I acknowledge that Vernon & Co. are trying to do a thing, and from what I can tell, part of that thing involves creating an intimate and personal experience that goes deeper than buying a t-shirt, drinking some beer and confirming already solidified musical allegiances. That’s cool and worthy. At the same time, can we acknowledge that there’s nothing particularly wrong with buying a t-shirt (especially a good one), and that if we thought there was something wrong with beer, none of us would even live here? As for the musical allegiances part, I get it. An artistic experience should be an expansion, not an echo chamber. But unless your name is Justin Vernon and you already know everything about every band on the list, you’re already in for some expansion, no matter what. There’s bound to be someone you haven’t heard of. Why not let us do a little bit of pre-exploration instead of loading all the education into the back end, so to speak? 

There is one artistic experience that comes to mind when I think about not knowing what’s coming, and being surprised by an intimate, up-close experience--not unlike the pop-up stages at the Fest, or last year’s  mom booth, or the little trailer where you go in and have to make eye contact with a poet. It’s the Soap Factory haunted house in Minneapolis. I have done this a few years. One year I did it, the final stage of the haunted house involved getting separated from your group and then shoved into a casket by yourself, only to realize that you were not, in fact, alone. There was someone else in there with you – presumably a dead person, but actually an actor whose job it was to give you an experience of a sort in a dark enclosed space. An actor who would go home at the end of the night and have a burrito or something. It’s an artist, sure, but it’s also just a guy in a box.

One of the rules of the Soap Factory haunted house is that you are not allowed to touch the actors, but they can do anything they want to you, because of the liability waiver you had to sign before you went in. These rules are understandable, perhaps, from the point of view of the actors’ safety, but also make it less of an immersion ‘experience’, and more of an immersion ‘performance’. The guy in the box breathed on me and got up real close. I had an experience of a performance, and it smelled like garlic.    

Part of the Eaux Claires marketing says “It’s not about the bands, it’s about the collection of art and artists reacting with the collection of you.”

Well.
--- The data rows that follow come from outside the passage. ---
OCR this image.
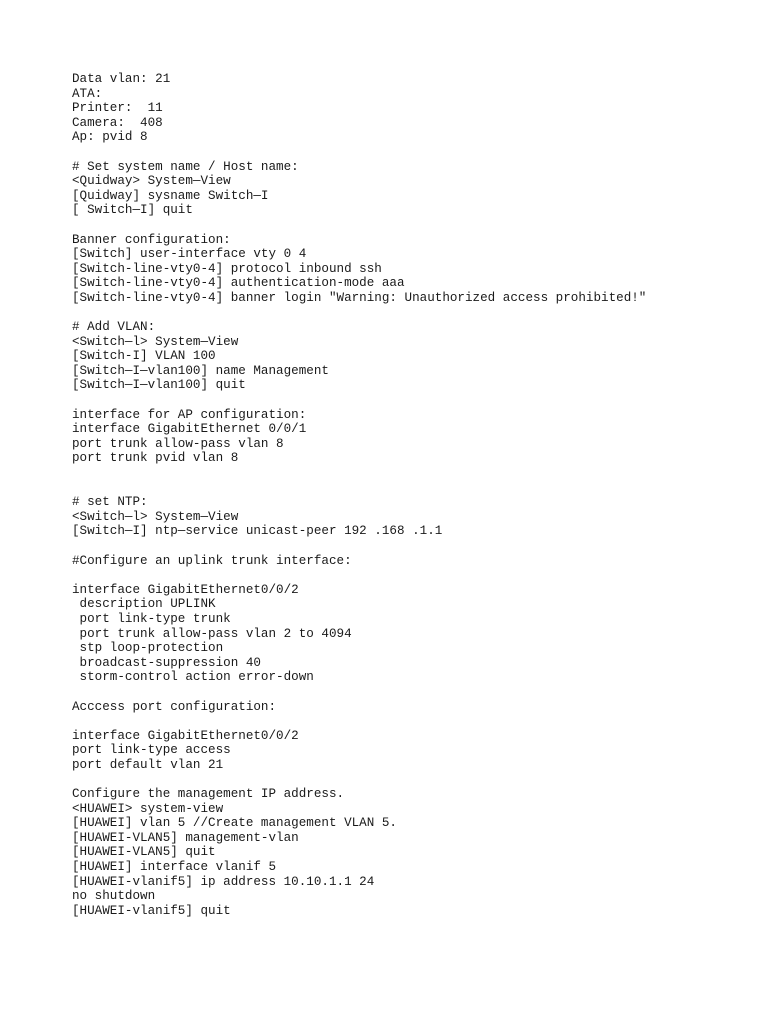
Data vlan: 21
ATA:
Printer:  11
Camera:  408
Ap: pvid 8
# Set system name / Host name:
<Quidway> System—View
[Quidway] sysname Switch—I
[ Switch—I] quit
Banner configuration:
[Switch] user-interface vty 0 4
[Switch-line-vty0-4] protocol inbound ssh
[Switch-line-vty0-4] authentication-mode aaa
[Switch-line-vty0-4] banner login "Warning: Unauthorized access prohibited!"
# Add VLAN:
<Switch—l> System—View
[Switch-I] VLAN 100
[Switch—I—vlan100] name Management
[Switch—I—vlan100] quit
interface for AP configuration:
interface GigabitEthernet 0/0/1
port trunk allow-pass vlan 8
port trunk pvid vlan 8
# set NTP:
<Switch—l> System—View
[Switch—I] ntp—service unicast-peer 192 .168 .1.1
#Configure an uplink trunk interface:
interface GigabitEthernet0/0/2
description UPLINK
port link-type trunk
port trunk allow-pass vlan 2 to 4094
stp loop-protection
broadcast-suppression 40
storm-control action error-down
Acccess port configuration:
interface GigabitEthernet0/0/2
port link-type access
port default vlan 21
Configure the management IP address.
<HUAWEI> system-view
[HUAWEI] vlan 5 //Create management VLAN 5.
[HUAWEI-VLAN5] management-vlan
[HUAWEI-VLAN5] quit
[HUAWEI] interface vlanif 5
[HUAWEI-vlanif5] ip address 10.10.1.1 24
no shutdown
[HUAWEI-vlanif5] quit
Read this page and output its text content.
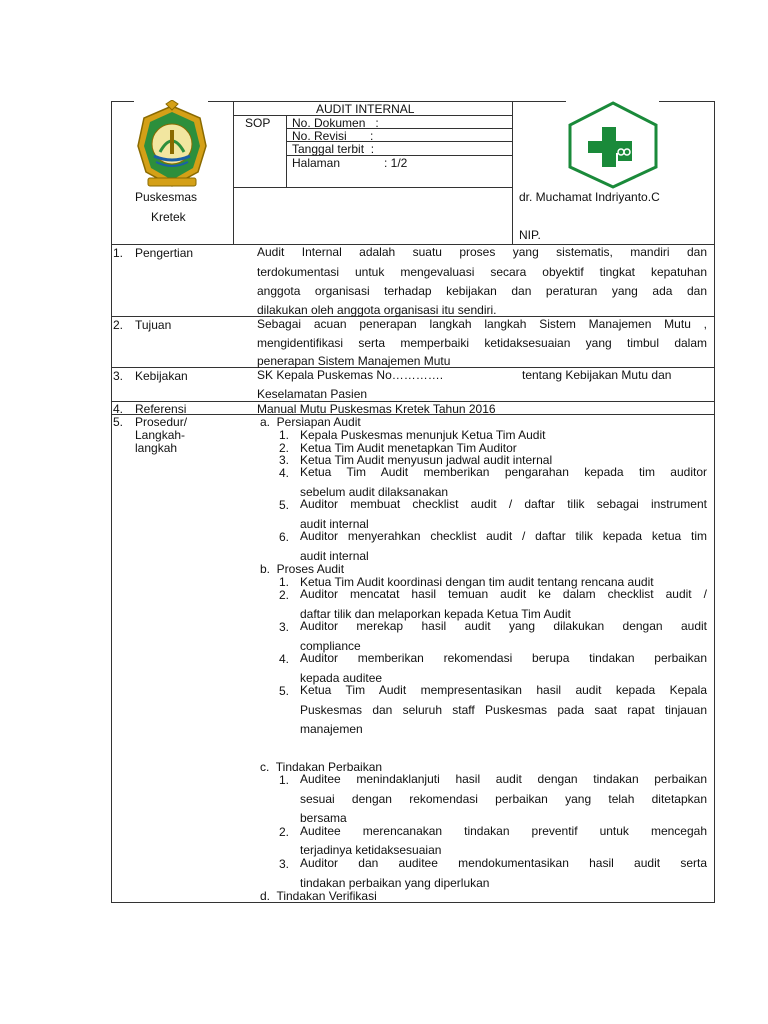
AUDIT INTERNAL
SOP No. Dokumen   :
No. Revisi       :
Tanggal terbit  :
Halaman	: 1/2
Puskesmas
Kretek
dr. Muchamat Indriyanto.C
NIP.
1. Pengertian	Audit Internal adalah suatu proses yang sistematis, mandiri dan
terdokumentasi untuk mengevaluasi secara obyektif tingkat kepatuhan
anggota organisasi terhadap kebijakan dan peraturan yang ada dan
dilakukan oleh anggota organisasi itu sendiri.
2. Tujuan	Sebagai acuan penerapan langkah langkah Sistem Manajemen Mutu ,
mengidentifikasi serta memperbaiki ketidaksesuaian yang timbul dalam
penerapan Sistem Manajemen Mutu
3. Kebijakan	SK Kepala Puskemas No………….	tentang Kebijakan Mutu dan
Keselamatan Pasien
4. Referensi	Manual Mutu Puskesmas Kretek Tahun 2016
5. Prosedur/
Langkah-
langkah
a.  Persiapan Audit
1. Kepala Puskesmas menunjuk Ketua Tim Audit
2. Ketua Tim Audit menetapkan Tim Auditor
3. Ketua Tim Audit menyusun jadwal audit internal
4. Ketua Tim Audit memberikan pengarahan kepada tim auditor
sebelum audit dilaksanakan
5. Auditor membuat checklist audit / daftar tilik sebagai instrument
audit internal
6. Auditor menyerahkan checklist audit / daftar tilik kepada ketua tim
audit internal
b.  Proses Audit
1. Ketua Tim Audit koordinasi dengan tim audit tentang rencana audit
2. Auditor mencatat hasil temuan audit ke dalam checklist audit /
daftar tilik dan melaporkan kepada Ketua Tim Audit
3. Auditor merekap hasil audit yang dilakukan dengan audit
compliance
4. Auditor memberikan rekomendasi berupa tindakan perbaikan
kepada auditee
5. Ketua Tim Audit mempresentasikan hasil audit kepada Kepala
Puskesmas dan seluruh staff Puskesmas pada saat rapat tinjauan
manajemen
c.  Tindakan Perbaikan
1. Auditee menindaklanjuti hasil audit dengan tindakan perbaikan
sesuai dengan rekomendasi perbaikan yang telah ditetapkan
bersama
2. Auditee merencanakan tindakan preventif untuk mencegah
terjadinya ketidaksesuaian
3. Auditor dan auditee mendokumentasikan hasil audit serta
tindakan perbaikan yang diperlukan
d.  Tindakan Verifikasi
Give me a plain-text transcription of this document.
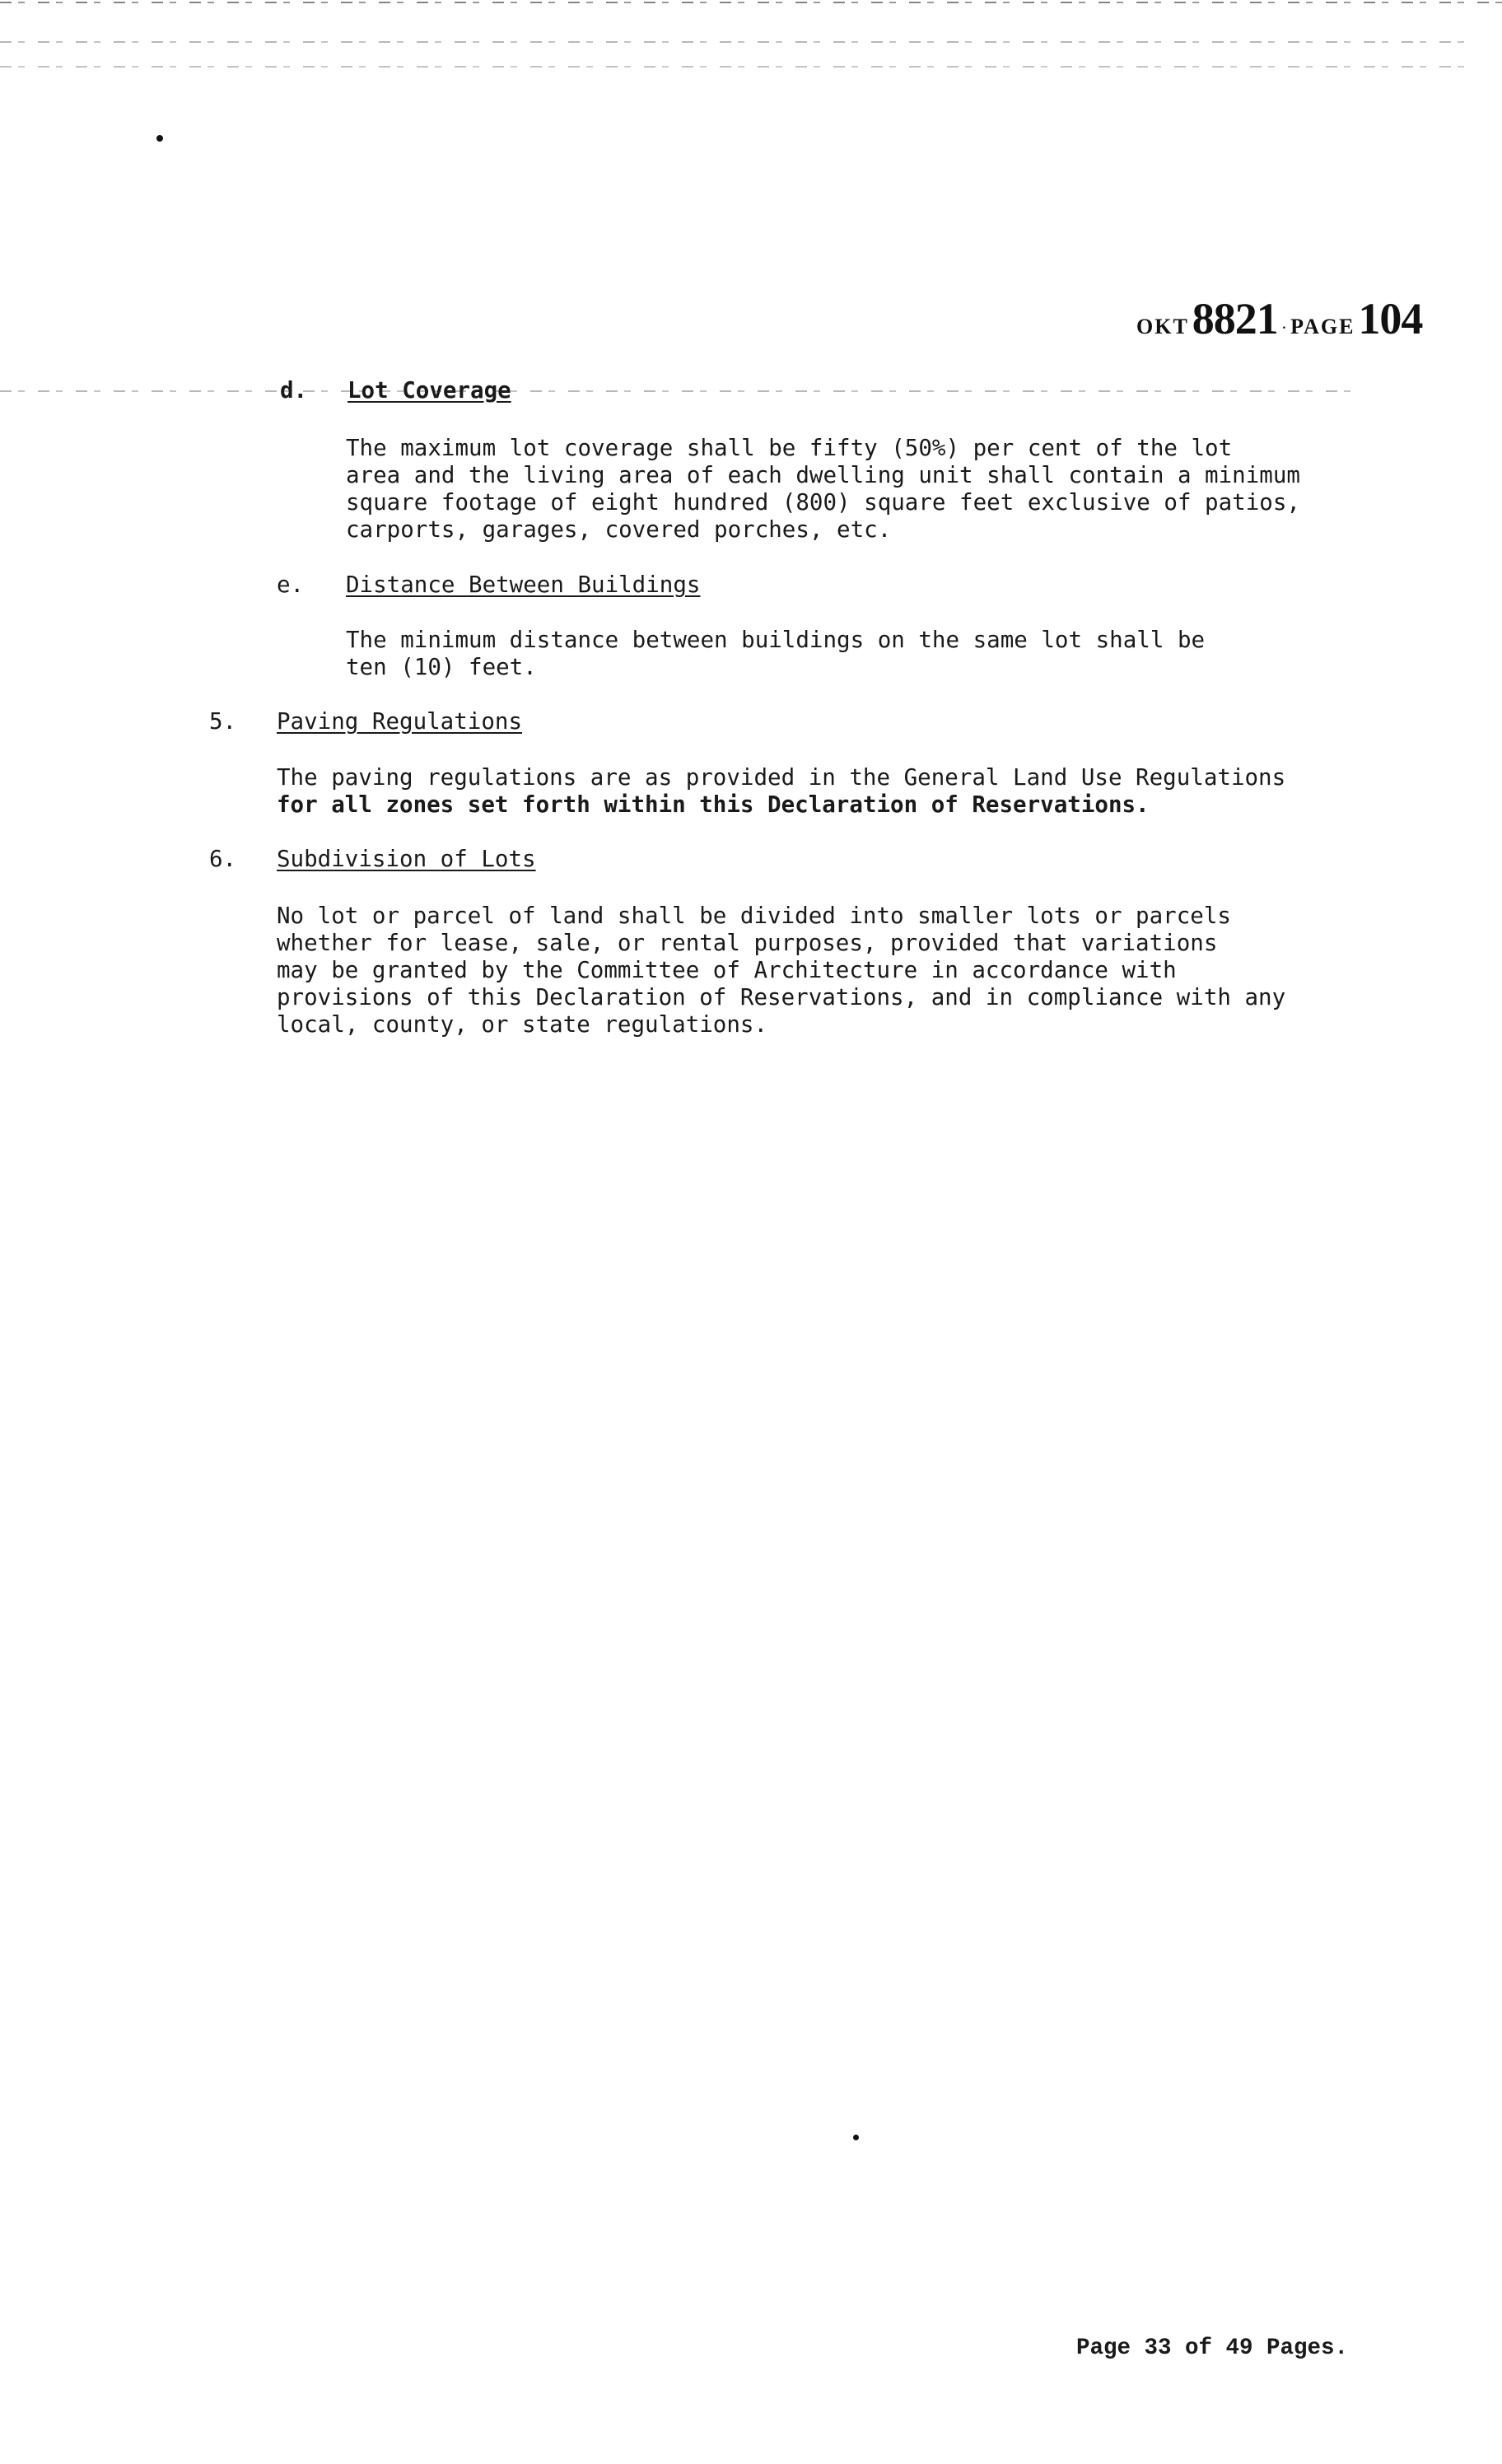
OKT 8821 · PAGE 104
d. Lot Coverage
The maximum lot coverage shall be fifty (50%) per cent of the lot
area and the living area of each dwelling unit shall contain a minimum
square footage of eight hundred (800) square feet exclusive of patios,
carports, garages, covered porches, etc.
e. Distance Between Buildings
The minimum distance between buildings on the same lot shall be
ten (10) feet.
5. Paving Regulations
The paving regulations are as provided in the General Land Use Regulations
for all zones set forth within this Declaration of Reservations.
6. Subdivision of Lots
No lot or parcel of land shall be divided into smaller lots or parcels
whether for lease, sale, or rental purposes, provided that variations
may be granted by the Committee of Architecture in accordance with
provisions of this Declaration of Reservations, and in compliance with any
local, county, or state regulations.
Page 33 of 49 Pages.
Call me crazy, but actually a music festival is kind of about the bands. Here’s how you know: remove all the bands. Do you still have a festival? Probably not. And I’m not sure about that reacting part. With this current iteration of festival experimentation, I have to wonder if we’re really just signing up to let someone touch us without being allowed to touch them back.

At the end of that coffin experience – where I forgot to mention, someone was pressing against the coffin door so I couldn’t get out – eventually the people holding me in the coffin dispersed quietly, and I would have been free to go, had I known that I could get out. I didn’t. So I just stayed in the coffin with that thing, a little too long for the thing’s liking, apparently. The thing had made proper introductions earlier, so when I had been in there too long, he addressed me by name:

“Don’t you want to leaaaaaaave Lauuuura? “ he asked in a scratchy, breathy death voice.

As a good midwesterner, I apologized for not understanding that I was supposed to be gone already. And I pushed the coffin door open and found my way to the exit.